Une tentative de démystification d’un examen médical enrobé de tabous
Il y a des gestes qui sauvent, et d’autres qui rassurent.
Le toucher rectal, en tant qu’examen médical, fait les deux à la fois.
Souvent redouté, parfois moqué, il reste dans l’imaginaire collectif ce geste que l’on évite d’évoquer, comme s’il appartenait à un monde interdit.
Pourtant, il est l’un des outils les plus précieux entre les mains du médecin.
Un geste silencieux, mais éloquent.
Un geste de chair et de savoir.
Le TR selon l’urologue : une porte vers la prostate
Pour l’urologue, le toucher rectal (TR) est une fenêtre tactile sur la prostate.

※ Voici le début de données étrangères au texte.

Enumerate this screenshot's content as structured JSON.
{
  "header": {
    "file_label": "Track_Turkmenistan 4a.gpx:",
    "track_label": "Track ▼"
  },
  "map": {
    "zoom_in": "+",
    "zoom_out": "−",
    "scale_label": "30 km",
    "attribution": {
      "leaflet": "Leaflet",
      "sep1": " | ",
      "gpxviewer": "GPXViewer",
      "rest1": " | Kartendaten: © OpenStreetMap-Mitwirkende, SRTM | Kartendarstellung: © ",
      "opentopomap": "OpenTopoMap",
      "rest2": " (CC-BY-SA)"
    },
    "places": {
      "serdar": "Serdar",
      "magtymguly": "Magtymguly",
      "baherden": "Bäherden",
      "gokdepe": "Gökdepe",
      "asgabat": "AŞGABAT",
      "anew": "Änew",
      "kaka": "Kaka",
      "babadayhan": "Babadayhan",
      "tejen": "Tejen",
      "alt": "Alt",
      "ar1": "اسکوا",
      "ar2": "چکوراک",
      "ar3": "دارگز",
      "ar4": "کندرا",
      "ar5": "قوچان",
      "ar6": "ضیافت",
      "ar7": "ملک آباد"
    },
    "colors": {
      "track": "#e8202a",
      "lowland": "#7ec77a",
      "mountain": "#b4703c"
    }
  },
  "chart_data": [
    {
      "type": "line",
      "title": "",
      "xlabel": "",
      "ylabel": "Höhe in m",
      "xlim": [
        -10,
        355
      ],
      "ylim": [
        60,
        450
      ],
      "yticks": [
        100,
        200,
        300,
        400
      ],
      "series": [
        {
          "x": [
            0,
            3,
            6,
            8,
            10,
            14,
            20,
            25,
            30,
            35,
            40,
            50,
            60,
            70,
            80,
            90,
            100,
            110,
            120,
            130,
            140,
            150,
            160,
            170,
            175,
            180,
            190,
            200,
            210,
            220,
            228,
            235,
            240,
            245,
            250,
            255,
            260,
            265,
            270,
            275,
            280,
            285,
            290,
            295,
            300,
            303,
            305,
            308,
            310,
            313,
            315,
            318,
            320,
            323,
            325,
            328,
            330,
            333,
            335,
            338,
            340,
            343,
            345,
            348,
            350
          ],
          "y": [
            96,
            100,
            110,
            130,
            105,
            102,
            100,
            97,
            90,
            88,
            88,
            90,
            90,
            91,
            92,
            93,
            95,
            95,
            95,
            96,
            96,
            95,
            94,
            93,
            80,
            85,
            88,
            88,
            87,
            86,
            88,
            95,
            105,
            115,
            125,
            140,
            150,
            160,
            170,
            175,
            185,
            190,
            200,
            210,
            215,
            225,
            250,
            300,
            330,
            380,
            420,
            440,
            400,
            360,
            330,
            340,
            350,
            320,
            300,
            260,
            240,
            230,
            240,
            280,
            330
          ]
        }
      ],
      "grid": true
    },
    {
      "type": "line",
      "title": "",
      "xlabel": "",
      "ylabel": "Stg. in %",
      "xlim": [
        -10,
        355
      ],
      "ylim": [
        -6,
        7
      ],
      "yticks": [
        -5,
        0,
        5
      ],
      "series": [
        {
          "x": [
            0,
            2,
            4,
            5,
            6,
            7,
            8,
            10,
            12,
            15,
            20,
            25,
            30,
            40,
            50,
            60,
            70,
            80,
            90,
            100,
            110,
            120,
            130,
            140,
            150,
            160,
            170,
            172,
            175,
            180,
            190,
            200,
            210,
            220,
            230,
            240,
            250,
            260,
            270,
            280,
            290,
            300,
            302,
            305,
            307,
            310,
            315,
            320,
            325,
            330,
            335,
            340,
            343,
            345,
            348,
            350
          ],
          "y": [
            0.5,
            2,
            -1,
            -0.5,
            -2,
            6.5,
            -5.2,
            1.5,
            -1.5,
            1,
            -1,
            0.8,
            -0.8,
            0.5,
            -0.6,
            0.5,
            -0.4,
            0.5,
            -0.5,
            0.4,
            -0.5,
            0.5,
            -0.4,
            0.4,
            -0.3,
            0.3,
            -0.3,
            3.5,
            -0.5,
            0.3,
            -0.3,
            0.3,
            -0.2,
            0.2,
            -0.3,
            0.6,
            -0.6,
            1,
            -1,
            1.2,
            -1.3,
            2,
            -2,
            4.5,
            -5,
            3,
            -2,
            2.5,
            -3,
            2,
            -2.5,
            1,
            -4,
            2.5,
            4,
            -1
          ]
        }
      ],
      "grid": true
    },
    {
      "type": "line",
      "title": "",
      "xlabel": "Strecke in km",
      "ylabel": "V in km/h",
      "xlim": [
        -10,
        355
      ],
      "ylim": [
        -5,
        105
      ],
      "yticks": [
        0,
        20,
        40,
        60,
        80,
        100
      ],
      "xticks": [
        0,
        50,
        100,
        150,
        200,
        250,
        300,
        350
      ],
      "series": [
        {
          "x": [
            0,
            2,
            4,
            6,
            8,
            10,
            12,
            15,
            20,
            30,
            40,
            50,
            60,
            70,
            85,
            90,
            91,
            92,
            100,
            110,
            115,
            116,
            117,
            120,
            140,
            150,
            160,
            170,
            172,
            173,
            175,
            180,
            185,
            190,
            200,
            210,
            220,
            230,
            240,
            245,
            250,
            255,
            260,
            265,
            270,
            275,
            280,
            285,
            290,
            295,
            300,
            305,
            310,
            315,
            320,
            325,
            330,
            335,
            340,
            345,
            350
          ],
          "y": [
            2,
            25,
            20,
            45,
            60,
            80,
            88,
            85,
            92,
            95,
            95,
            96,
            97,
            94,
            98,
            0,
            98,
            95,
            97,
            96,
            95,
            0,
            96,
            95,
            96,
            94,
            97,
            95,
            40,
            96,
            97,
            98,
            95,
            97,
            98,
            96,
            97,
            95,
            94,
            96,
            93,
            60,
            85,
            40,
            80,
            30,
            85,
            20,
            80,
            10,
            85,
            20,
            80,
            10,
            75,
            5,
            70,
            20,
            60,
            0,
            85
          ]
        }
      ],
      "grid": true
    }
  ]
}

Ce petit organe, souvent oublié, caché derrière le rectum, peut au fil des années devenir le siège d’un cancer silencieux.
Et c’est là que tout commence.
Le médecin glisse un doigt ganté, lubrifié, dans le canal rectal, avec tact, respect et expérience.
Ce geste de quelques secondes permet de sentir une prostate lisse ou rugueuse, souple ou dure, régulière ou bosselée.
Parfois, une simple anomalie au bout du doigt peut déclencher une série d’examens qui sauvera une vie, précise Dr Sami BEKKALI, médecin urologue.
Comme le souligne le Pr Claus Roehrborn, chef du département d’urologie au Southwestern Medical Center (Texas, USA) :
« Le toucher rectal reste, malgré les progrès technologiques, l’un des examens cliniques les plus simples, les plus rapides et les plus utiles pour détecter un cancer de la prostate à un stade précoce. »
Le TR selon le gastro-entérologue : un détective du rectum
Le gastro-entérologue, lui, ne cherche pas la prostate.
Il cherche l’ombre d’un saignement, la trace d’un polype, la fermeté d’une masse, la sensibilité d’une muqueuse.
Le rectum est pour lui un terrain d’exploration.
Un monde souterrain où les premiers signes du cancer colorectal, de la fissure anale, ou de l’abcès peuvent s’annoncer… au bout du doigt, indique Dr Ghizlane DRISSI, Médecin Gastro-entérologue et proctologue.
Le TR est ici un prélude, une ouverture, un premier chapitre avant la coloscopie, le scanner ou l’IRM.
Il renseigne sur la douleur, la consistance, la localisation, il alerte sur l’urgence ou la chronicité.
Pour le Pr Jean-François Rey, ancien président de la Société Française d’Endoscopie Digestive :
« Le doigt du médecin est parfois plus précieux qu’un endoscope. Un simple toucher rectal peut révéler un cancer rectal que ni le patient ni les examens sanguins ne soupçonnaient. »
Un geste simple, un tabou complexe
Et pourtant, que de malentendus…
Le TR souffre d’un déficit d’image, victime d’une fausse pudeur, d’une peur mal placée, de rires nerveux dans les salles d’attente.
Comme si la médecine ne pouvait franchir certaines frontières.
Comme si la dignité du patient se perdait dans ce simple toucher.
Or, c’est l’inverse.
Le médecin qui pratique un TR protège la dignité en préservant la santé.
Victor Hugo disait :
« L’œil écoute, le doigt interroge, et le silence répond. »
Dans le TR, c’est le doigt qui interroge le corps.
Et parfois, le corps murmure une vérité qu’aucune machine ne sait encore capter.
Éduquer pour apaiser
Le TR ne doit plus être un sujet de gêne.
Il doit être expliqué, partagé, respecté.
Il fait partie d’un examen médical rigoureux, encadré, codifié, intégré dans les recommandations internationales pour le dépistage du cancer de la prostate chez l’homme, ou du cancer colorectal.
Ce geste, aussi discret soit-il, peut être le premier pas vers un diagnostic précoce, donc une guérison.
Alors, la prochaine fois que votre médecin vous propose un toucher rectal, souvenez-vous :
ce n’est ni un affront, ni une humiliation,
c’est un acte de vigilance,
un geste d’écoute,
et une main tendue entre la médecine et la vie.